Tionghoa: Dialektika Sebuah Identitas
Aktualisasi simbol-simbol identitas mewarnai perubahan dalam masyarakat Indonesia sekarang ini. Di tengah menguatnya persoalan identitas, perubahan yang terjadi pada etnis Tionghoa atau warga negara Indonesia keturunan Cina menarik dikemukakan sebagai gambaran dinamika sosial yang terjadi dalam hubungan antar-etnis. Bagaimana posisi kelompok etnis Tionghoa dalam masa transisi demokrasi sekarang?
SETELAH meledaknya kerusuhan Mei 1998, pemerintah yang merasa turut bertanggung jawab atas kejadian itu kemudian memberi bermacam- macam kelonggaran. Bersamaan dengan bangkitnya tuntutan reformasi, mereka juga mulai merasakan kebebasan baik memilih maupun mendirikan partai.
Pengajaran dan kursus-kursus bahasa Mandarin juga diberi peluang oleh pemerintah. Kesenian Barongsai yang sekian lama terlelap tiba-tiba sengaja dihadirkan dalam setiap hajatan partai politik, menjelang Pemilu 1999. Kini kesenian itu menjadi simbol kebebasan setelah sebelumnya menjadi simbol represi.
Dikeluarkannya Keputusan Presiden (Keppres) No 6/2000 tentang pencabutan Instruksi Presiden (Inpres) No 14/1967 di satu sisi telah membawa eforia kebebasan mengekspresikan diri dari warga Tionghoa. Tetapi, di sisi lain menyiratkan berkembangnya ketegangan baru baik bagi komunitas Tionghoa sendiri maupun etnis lainnya.
Bagi sebagian masyarakat keturunan Tionghoa, Keppres ini seolah-olah menjadi titik balik yang menentukan bagi kembalinya hak-hak budaya etnis Tionghoa.

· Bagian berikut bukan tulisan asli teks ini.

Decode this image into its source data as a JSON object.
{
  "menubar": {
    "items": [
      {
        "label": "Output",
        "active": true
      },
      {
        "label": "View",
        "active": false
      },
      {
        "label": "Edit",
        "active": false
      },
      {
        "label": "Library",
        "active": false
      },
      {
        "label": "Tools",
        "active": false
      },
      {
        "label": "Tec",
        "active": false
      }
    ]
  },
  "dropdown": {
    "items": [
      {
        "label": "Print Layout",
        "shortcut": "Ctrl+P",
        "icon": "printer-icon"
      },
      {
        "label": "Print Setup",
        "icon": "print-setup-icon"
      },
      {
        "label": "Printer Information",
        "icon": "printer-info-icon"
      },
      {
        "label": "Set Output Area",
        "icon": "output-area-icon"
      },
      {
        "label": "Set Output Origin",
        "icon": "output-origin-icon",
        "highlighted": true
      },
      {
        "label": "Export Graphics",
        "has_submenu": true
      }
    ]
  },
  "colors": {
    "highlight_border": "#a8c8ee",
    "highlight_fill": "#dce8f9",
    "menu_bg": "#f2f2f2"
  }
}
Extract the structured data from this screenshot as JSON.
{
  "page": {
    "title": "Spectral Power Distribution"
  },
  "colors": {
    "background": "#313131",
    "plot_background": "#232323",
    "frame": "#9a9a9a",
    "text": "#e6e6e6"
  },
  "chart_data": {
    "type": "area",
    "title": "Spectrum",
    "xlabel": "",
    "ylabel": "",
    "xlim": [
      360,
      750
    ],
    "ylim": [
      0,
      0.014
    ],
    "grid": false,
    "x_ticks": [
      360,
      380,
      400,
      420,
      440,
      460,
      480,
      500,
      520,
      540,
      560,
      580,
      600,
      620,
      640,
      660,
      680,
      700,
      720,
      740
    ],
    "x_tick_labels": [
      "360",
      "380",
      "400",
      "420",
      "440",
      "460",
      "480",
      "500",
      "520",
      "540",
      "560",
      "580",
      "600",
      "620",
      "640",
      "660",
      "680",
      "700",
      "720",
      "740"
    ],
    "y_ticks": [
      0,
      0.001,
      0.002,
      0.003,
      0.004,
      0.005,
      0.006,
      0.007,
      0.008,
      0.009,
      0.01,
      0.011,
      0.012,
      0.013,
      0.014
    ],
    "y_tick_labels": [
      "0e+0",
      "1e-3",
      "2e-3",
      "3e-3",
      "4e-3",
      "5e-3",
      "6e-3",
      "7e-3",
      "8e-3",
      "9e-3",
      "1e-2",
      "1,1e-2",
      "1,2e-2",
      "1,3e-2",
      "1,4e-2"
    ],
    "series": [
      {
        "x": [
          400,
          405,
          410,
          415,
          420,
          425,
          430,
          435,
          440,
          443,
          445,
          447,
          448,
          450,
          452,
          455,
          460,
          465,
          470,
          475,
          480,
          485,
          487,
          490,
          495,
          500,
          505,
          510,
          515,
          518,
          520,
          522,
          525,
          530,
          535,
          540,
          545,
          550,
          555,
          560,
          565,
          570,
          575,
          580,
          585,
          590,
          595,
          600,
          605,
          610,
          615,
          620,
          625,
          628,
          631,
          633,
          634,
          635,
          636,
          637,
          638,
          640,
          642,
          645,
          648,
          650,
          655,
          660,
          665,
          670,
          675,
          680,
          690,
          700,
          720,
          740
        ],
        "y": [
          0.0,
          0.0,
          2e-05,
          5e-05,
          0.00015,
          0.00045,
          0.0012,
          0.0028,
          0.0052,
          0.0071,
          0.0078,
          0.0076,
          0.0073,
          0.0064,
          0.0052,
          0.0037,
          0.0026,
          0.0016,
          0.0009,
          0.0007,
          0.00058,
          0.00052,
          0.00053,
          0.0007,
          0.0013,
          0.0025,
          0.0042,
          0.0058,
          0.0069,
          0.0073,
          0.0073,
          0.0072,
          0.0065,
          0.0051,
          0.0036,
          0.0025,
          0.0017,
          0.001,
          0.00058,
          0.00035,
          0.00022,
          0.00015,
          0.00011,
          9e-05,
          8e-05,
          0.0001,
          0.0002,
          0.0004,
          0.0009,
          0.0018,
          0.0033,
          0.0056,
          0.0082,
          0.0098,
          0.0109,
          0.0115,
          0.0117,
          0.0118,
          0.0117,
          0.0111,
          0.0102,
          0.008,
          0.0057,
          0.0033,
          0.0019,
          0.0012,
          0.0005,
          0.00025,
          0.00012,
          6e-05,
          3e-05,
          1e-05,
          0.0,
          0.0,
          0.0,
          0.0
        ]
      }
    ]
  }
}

Dengan begitu perayaan-perayaan pesta agama dan adat istiadat Cina yang dulu dibelenggu lewat Inpres No 14/1967 kini bisa dirayakan di mana-mana.
Langkah ini kemudian diperkuat oleh pemerintah dengan mengeluarkan Surat Keputusan Menteri Agama RI Nomor 13 Tahun 2001 yang menetapkan Hari Raya dan Tahun Baru Imlek sebagai hari libur fakultatif, membolehkan libur bagi pelajar dan pegawai etnis Tionghoa yang sedang merayakan Imlek.
Akan tetapi, sejumlah kekhawatiran tampaknya turut mengiringi terbukanya katup-katup kebebasan. Di balik munculnya Keppres No 6/2000, timbul pertanyaan, apakah Keppres ini akan mendorong ke arah demokratisasi, ataukah sebaliknya mendorong proses "pengtionghoaan" kembali warga keturunan Tionghoa di Indonesia?
Di sini tampaknya pandangan dua kelompok etnis Tionghoa perlu dikemukakan.
Pertama, mereka yang berbicara tentang meraih kembali identitas budaya yang dianggap semakin mengabur akibat berbagai faktor dari luar.
Kedua, kelompok yang berbicara tentang identitas nasional yang menekankan integrasi bangsa dan mengatasi identitas-identitas etnis yang beragam.
Dua generasi
Setidaknya perbedaan itu kelihatannya juga muncul dan diwakili oleh dua generasi yang berbeda. Generasi tua yang pernah mengenal secara mendalam budaya etnis Tionghoa baik melalui tradisi keluarga maupun pendidikan formal yang diterima di sekolah-sekolah Tionghoa sebelum pemerintahan Orde Baru, cenderung memiliki perspektif yang sangat diwarnai oleh sudut pandang etnisitas (ketionghoaan) yang bertumpu pada simbol-simbol etnis yang telah melembaga.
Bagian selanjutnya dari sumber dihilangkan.